“Get–A–Head” is working to deliver a nationwide campaign to spread awareness about the need for trained healthcare professionals to measure and record a baby’s head circumference regularly in the first year of life, so that babies showing signs of hydrocephalus can be found sooner and therefore treated earlier.

The campaign is targeted at; parents-to-be, new parents and health care professionals.  It aims to increase understanding of the importance of these measurements as a tool for spotting hydrocephalus.

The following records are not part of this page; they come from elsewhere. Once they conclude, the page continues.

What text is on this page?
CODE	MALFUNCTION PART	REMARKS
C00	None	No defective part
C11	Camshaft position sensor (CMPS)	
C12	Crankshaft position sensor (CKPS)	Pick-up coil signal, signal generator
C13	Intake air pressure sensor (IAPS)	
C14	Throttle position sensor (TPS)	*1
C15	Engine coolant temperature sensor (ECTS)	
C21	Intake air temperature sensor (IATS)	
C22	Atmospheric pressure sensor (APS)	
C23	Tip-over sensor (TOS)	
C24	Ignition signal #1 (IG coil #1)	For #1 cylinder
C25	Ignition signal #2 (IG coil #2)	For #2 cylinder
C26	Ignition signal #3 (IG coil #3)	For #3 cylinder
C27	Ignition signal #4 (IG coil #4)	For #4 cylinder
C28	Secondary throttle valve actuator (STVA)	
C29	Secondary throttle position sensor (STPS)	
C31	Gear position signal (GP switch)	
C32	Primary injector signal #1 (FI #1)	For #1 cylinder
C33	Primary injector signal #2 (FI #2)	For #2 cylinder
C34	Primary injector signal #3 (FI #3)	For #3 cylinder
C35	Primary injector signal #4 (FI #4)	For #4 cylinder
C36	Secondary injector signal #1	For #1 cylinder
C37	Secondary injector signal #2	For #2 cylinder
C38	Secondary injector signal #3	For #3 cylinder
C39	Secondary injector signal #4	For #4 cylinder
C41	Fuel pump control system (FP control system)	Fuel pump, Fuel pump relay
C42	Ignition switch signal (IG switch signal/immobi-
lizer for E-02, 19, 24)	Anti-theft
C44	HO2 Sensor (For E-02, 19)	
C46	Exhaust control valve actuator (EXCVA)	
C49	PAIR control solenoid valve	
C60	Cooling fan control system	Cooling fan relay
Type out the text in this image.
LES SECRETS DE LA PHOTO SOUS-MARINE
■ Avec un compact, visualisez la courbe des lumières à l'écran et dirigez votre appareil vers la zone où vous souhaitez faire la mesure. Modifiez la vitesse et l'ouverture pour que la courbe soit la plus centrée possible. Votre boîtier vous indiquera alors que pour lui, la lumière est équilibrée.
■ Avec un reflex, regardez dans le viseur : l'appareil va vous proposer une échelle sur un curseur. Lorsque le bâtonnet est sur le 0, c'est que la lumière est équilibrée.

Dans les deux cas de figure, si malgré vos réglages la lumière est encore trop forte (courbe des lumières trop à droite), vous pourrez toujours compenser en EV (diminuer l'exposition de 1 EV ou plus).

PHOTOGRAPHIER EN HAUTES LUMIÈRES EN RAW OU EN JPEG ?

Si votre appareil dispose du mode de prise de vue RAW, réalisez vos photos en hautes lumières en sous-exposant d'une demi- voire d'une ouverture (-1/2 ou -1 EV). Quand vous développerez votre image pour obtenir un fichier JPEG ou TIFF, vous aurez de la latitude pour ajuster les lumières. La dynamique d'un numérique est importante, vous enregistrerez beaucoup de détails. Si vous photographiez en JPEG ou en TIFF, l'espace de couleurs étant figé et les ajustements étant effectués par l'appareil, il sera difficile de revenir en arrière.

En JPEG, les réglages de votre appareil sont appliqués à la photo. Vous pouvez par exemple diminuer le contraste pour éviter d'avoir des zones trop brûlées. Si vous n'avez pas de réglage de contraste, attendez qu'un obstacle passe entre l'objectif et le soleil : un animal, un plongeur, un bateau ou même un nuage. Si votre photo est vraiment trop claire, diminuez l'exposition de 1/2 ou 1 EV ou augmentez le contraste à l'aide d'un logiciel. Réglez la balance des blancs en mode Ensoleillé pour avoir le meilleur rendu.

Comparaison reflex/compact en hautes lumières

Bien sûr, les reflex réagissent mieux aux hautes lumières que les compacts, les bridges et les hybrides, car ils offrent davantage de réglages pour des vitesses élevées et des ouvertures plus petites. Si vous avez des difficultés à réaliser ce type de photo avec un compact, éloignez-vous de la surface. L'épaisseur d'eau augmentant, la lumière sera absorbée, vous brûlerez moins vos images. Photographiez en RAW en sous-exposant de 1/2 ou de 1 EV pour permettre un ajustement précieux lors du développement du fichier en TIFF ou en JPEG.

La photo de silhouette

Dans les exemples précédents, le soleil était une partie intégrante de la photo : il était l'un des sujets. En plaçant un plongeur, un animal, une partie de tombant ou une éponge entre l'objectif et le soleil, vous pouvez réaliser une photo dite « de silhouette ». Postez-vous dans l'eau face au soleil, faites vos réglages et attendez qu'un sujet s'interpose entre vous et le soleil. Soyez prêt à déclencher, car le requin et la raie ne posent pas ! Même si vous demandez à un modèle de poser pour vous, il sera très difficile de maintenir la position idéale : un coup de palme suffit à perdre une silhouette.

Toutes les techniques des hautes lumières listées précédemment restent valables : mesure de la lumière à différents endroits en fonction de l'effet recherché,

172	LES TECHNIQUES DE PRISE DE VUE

An estimated 1 in every 770 babies born each year will develop hydrocephalus each year (source: Hydrocephalus Association in the US), and without treatment, it is life-threatening.

One of the ways hydrocephalus can be diagnosed is through regular measurements of a baby’s head circumference, which is then recorded in the baby’s ‘Red Book’. This campaign helps parents-to-be, new parents and healthcare professionals understand why head measurement is so crucial, as well as how to spot other signs of the condition.

Signs of hydrocephalus include: 

  • A rapidly growing head circumference (increased by 2 or more centile lines on a growth chart)
  • An unusually large head 
  • A tense or bulging fontanelle
  • Drowsiness
  • Vomiting
  • Prominent scalp veins
  • Extreme irritability
  • Difficulty holding their head up
  • Eyes that are fixed looking downwards, sometimes called “sunsetting eyes”
  • Also consider: a baby not fitting through the head space for a Babygro of their age (or adjusted age), or hats for their age not fitting, but clothes for the rest of their body fitting well. 

A baby’s head should be measured:

  1. Around 24-48 hours after birth
  2. At the 6-8 week check
  3. And at anytime there are concerns over the baby’s growth, development or general health. 

This campaign is so important. A recent survey undertaken in 2023 by Harry’s HAT discovered that of the 750 new parents who responded, only 20% were aware that measuring a baby’s head can help identify hydrocephalus. Almost half (45%), of parents surveyed did not know that their baby’s head should be measured at around 24-hours after birth. This needs to change!

Free NHS approved tape measures

Thanks to a kind and generous grant from the Yateley and District Lions Club we have 10,000 disposable NHS approved paper tape measures

We can give these away for FREE in bundles to Health Visitors, Midwives and GPs upon request as well as to families whose children have been diagnosed with, or who are being monitored for, hydrocephalus and so are required to measure their child’s head, record the measurement and then phone this through to their neurosurgical team.

Please email: info@harrys-hat.org if you need some.



Why measure…. how it helped Jethro

Just before 6 weeks of age he had a six week check with his health visitor to do the all of the usual baby checks, and this thankfully included a head circumference measurement. This measurement showed that Jethro’s head had increased rapidly from 25% at birth to 75% six weeks later.